Ecrit par : Daniel DUPASQUIER | vendredi, 04 juillet 2008
Chers Joëlle et Daniel, soyez assurés d'une chose : MdS est ce que nous en faisons, ce n'est pas une base de données statistiques, pas plus qu'un forum parsemé de lol ou de smileys, ni une agence de rencontre (quoique la colonne de gauche le laisserait entrevoir, c'est une pub que je ne maîtrise pas), ce blog est un lieu d'échanges autour de l'automobile ancienne dans son acception la plus large.

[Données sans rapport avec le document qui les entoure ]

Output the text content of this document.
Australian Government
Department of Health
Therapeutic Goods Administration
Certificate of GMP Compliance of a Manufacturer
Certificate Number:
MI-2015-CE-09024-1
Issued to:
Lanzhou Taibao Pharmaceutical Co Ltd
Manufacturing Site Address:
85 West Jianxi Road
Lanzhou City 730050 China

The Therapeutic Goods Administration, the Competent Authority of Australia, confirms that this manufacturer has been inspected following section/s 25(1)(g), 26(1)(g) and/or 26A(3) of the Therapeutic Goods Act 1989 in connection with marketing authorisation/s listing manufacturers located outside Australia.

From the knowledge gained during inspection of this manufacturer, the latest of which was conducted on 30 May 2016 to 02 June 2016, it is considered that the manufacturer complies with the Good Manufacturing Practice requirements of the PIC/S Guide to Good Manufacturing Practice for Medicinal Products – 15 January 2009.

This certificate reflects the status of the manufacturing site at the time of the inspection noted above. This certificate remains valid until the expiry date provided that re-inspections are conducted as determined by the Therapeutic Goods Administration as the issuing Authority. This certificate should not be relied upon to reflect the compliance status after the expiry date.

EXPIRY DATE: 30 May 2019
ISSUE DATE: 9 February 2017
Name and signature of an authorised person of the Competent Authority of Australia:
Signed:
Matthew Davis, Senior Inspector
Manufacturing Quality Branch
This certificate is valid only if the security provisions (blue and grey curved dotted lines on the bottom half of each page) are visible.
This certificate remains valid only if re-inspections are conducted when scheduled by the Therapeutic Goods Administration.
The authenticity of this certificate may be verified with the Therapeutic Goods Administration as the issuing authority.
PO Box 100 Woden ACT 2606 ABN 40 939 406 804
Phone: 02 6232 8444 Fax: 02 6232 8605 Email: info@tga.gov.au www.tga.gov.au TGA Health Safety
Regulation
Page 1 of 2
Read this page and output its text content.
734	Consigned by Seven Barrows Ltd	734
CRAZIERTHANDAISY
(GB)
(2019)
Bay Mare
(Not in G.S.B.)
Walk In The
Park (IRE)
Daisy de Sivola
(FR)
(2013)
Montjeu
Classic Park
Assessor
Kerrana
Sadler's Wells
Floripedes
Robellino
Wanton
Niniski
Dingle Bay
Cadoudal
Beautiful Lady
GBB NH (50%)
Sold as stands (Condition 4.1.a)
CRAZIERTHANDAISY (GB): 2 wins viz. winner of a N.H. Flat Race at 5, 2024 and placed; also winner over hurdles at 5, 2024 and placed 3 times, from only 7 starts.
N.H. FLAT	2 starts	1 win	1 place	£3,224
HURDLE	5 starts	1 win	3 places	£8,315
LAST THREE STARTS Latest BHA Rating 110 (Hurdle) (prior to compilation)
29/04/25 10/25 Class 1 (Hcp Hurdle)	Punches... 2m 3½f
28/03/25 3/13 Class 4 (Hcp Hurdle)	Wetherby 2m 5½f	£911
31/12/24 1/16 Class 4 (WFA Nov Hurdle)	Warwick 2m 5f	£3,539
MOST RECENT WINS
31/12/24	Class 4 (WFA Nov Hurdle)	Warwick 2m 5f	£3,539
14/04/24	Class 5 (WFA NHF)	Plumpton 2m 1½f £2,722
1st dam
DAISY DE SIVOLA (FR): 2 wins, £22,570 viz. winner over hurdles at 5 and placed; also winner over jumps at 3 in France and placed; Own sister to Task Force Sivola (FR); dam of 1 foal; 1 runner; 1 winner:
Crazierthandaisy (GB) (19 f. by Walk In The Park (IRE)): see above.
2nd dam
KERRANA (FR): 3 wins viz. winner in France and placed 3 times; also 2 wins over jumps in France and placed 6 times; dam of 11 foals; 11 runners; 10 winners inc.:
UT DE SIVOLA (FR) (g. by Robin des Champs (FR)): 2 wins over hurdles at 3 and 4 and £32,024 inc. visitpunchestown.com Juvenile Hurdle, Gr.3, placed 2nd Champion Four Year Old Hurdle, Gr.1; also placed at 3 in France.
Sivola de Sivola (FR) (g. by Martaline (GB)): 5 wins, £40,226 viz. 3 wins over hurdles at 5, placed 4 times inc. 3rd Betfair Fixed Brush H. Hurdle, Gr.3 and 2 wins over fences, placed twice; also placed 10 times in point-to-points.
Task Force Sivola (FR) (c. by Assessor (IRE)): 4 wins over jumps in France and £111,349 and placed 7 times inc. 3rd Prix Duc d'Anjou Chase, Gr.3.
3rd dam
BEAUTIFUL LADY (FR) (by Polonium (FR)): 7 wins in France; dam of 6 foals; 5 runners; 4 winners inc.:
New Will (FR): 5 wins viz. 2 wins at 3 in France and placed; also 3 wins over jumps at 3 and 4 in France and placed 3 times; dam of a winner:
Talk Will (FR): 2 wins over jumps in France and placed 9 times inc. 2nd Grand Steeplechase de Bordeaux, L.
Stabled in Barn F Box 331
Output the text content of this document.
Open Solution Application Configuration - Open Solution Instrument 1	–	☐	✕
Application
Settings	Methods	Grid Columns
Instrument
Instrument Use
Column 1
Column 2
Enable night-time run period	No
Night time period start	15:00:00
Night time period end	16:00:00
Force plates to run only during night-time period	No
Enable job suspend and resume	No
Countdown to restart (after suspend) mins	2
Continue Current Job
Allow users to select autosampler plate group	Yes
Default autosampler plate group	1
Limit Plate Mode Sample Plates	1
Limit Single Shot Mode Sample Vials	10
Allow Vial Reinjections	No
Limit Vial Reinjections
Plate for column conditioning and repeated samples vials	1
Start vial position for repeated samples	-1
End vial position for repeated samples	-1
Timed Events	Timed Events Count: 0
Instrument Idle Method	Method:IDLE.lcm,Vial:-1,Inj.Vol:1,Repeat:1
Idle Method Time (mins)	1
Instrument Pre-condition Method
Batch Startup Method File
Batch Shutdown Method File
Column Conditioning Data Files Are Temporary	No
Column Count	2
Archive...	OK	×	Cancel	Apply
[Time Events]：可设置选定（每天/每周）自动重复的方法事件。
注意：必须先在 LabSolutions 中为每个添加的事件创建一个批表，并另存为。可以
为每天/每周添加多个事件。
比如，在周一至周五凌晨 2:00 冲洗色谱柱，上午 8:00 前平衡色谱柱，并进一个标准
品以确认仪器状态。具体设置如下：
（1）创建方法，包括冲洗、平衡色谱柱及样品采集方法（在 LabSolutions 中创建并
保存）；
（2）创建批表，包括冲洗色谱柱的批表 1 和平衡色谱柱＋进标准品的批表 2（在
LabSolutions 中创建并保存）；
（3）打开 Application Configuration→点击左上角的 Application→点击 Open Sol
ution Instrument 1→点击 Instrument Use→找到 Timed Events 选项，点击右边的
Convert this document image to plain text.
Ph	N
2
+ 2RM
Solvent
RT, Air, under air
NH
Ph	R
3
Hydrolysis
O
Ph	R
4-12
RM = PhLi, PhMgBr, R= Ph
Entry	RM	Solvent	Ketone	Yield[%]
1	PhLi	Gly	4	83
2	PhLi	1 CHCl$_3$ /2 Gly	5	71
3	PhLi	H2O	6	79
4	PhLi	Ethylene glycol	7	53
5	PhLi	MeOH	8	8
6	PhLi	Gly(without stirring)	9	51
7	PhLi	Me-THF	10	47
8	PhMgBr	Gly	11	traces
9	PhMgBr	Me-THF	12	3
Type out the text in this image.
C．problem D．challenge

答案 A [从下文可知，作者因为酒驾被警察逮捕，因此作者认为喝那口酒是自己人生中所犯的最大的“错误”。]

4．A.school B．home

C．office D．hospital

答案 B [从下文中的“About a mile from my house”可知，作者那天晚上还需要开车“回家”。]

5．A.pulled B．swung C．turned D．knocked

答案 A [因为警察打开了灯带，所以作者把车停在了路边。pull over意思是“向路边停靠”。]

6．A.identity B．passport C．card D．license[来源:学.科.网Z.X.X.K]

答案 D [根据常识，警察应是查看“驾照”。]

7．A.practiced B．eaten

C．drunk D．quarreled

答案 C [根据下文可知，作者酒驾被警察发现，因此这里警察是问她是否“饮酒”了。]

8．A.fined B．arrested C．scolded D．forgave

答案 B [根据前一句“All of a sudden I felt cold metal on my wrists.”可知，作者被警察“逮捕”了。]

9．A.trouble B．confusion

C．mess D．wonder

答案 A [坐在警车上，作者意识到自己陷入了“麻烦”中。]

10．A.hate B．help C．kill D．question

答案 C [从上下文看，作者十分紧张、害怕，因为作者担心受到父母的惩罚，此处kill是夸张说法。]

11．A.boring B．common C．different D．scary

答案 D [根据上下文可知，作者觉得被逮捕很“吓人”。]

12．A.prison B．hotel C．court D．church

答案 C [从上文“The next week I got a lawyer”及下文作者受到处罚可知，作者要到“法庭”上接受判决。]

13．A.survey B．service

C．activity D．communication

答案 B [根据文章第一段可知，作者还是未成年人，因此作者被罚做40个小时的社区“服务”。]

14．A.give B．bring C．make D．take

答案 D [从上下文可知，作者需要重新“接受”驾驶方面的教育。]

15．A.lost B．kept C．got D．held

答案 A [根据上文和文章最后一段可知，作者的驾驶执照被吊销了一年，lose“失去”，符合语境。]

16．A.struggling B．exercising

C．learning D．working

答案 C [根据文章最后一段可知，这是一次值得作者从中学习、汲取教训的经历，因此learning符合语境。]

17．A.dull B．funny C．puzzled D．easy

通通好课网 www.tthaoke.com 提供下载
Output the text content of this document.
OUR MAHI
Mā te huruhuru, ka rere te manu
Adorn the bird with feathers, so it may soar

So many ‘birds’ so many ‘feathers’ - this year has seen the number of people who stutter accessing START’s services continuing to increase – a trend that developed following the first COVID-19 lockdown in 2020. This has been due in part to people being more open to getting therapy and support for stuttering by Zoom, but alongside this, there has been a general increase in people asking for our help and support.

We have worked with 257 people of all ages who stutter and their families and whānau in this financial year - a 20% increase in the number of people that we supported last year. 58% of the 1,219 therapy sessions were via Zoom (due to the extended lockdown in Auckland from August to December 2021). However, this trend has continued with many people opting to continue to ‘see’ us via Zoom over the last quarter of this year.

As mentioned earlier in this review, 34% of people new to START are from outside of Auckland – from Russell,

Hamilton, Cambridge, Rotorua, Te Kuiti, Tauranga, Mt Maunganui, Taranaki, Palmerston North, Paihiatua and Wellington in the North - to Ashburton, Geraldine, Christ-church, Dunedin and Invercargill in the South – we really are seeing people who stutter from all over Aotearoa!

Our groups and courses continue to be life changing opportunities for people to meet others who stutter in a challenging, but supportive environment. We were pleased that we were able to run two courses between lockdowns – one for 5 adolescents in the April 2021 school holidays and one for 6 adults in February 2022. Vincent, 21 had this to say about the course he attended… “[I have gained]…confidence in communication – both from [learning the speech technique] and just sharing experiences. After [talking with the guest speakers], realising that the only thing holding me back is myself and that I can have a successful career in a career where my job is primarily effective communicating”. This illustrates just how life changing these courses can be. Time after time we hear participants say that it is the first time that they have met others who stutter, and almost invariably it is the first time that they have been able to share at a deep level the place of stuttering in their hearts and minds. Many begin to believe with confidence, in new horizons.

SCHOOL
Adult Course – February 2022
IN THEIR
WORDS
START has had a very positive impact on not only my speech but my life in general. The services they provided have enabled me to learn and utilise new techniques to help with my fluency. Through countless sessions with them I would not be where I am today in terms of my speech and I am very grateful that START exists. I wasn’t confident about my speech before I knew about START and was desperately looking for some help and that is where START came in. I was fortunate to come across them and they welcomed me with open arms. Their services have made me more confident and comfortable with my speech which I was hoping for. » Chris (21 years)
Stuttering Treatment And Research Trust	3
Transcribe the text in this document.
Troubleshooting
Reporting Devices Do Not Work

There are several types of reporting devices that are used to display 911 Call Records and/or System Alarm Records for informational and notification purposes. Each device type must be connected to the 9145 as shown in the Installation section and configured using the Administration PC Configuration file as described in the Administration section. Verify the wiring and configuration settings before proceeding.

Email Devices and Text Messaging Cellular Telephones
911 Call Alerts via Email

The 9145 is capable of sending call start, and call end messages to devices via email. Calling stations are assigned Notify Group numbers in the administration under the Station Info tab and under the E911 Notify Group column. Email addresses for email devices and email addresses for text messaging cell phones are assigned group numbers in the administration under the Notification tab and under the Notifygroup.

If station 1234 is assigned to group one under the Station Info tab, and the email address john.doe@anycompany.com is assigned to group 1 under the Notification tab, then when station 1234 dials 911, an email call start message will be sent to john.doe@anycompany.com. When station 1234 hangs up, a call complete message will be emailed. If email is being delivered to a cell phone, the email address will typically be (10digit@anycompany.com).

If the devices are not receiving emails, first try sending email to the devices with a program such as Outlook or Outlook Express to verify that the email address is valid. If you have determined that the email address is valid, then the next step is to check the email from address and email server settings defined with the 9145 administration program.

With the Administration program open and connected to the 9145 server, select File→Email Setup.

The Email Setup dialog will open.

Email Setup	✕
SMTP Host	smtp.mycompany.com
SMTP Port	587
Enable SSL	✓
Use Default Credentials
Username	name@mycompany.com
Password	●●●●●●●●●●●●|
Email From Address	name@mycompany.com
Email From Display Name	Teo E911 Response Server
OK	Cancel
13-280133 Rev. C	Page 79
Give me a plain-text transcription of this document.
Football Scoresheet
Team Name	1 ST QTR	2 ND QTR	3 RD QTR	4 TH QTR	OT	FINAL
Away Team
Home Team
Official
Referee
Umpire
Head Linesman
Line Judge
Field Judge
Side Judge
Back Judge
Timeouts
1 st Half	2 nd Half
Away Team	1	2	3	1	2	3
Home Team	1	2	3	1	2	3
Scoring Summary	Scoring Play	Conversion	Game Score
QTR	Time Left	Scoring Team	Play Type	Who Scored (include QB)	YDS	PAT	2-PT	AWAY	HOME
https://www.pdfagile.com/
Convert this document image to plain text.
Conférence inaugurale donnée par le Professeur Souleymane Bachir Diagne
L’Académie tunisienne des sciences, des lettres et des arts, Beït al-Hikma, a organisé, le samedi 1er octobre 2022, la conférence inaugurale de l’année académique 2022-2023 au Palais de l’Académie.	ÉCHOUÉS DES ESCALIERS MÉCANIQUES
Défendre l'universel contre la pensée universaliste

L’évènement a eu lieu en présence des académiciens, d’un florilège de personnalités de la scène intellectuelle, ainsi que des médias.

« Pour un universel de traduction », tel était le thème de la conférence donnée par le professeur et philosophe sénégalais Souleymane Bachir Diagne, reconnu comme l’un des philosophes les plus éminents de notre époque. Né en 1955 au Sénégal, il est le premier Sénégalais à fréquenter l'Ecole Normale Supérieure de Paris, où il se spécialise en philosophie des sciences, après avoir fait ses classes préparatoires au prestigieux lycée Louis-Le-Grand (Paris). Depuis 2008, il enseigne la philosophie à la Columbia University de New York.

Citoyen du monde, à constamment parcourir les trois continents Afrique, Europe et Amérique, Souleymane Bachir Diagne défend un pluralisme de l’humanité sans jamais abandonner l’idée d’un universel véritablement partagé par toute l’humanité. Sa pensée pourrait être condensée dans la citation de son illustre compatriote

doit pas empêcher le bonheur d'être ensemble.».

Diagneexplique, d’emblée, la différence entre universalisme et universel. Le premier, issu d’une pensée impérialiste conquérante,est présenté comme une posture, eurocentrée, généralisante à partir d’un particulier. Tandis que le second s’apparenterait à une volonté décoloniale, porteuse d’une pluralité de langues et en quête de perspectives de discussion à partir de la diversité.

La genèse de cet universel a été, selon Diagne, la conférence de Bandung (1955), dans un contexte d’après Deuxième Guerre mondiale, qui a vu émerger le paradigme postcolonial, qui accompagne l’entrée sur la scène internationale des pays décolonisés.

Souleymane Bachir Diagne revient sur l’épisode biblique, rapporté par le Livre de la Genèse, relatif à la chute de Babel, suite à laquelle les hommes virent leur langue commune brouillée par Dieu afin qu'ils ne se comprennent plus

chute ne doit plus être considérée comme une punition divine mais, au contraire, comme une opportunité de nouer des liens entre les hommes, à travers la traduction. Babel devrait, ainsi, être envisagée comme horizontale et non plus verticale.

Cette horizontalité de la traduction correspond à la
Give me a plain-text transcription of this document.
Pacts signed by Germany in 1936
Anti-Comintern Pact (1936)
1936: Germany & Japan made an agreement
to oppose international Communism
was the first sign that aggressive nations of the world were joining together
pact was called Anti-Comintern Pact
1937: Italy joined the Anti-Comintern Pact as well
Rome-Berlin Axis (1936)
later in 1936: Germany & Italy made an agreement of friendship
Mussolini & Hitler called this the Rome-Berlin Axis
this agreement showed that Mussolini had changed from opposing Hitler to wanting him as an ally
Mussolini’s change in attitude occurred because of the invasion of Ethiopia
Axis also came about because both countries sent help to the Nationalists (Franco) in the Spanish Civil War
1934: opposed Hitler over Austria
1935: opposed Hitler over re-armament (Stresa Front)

Je trouve magnifique que la disparition d'un grand nom de ce milieu croise celle, Joëlle, de votre père, son homonyme. La vie s'infilte partout où elle trouve un terreau. L'histoire de l'automobile est assez vaste pour accueillir votre peine. Qui, à l'instar de Daniel, ne pleure pas un père ?
Sans vouloir déflorer quelque chose d'intime, le Pr Reimsparing et moi serons dimanche à Gueux dans un champ battu par deux corbeaux, sous les ondées promises par Météo France. Il n'y aura rien à Gueux. C'est seulement le 50e anniversaire de l'accident de Luigi Musso, heure pour heure. Je connais assez le Pr pour savoir que c'est l'âme de son père, qui lui fit connaître ce lieu et la magie qui l'entoure, qu'il tentera d'approcher.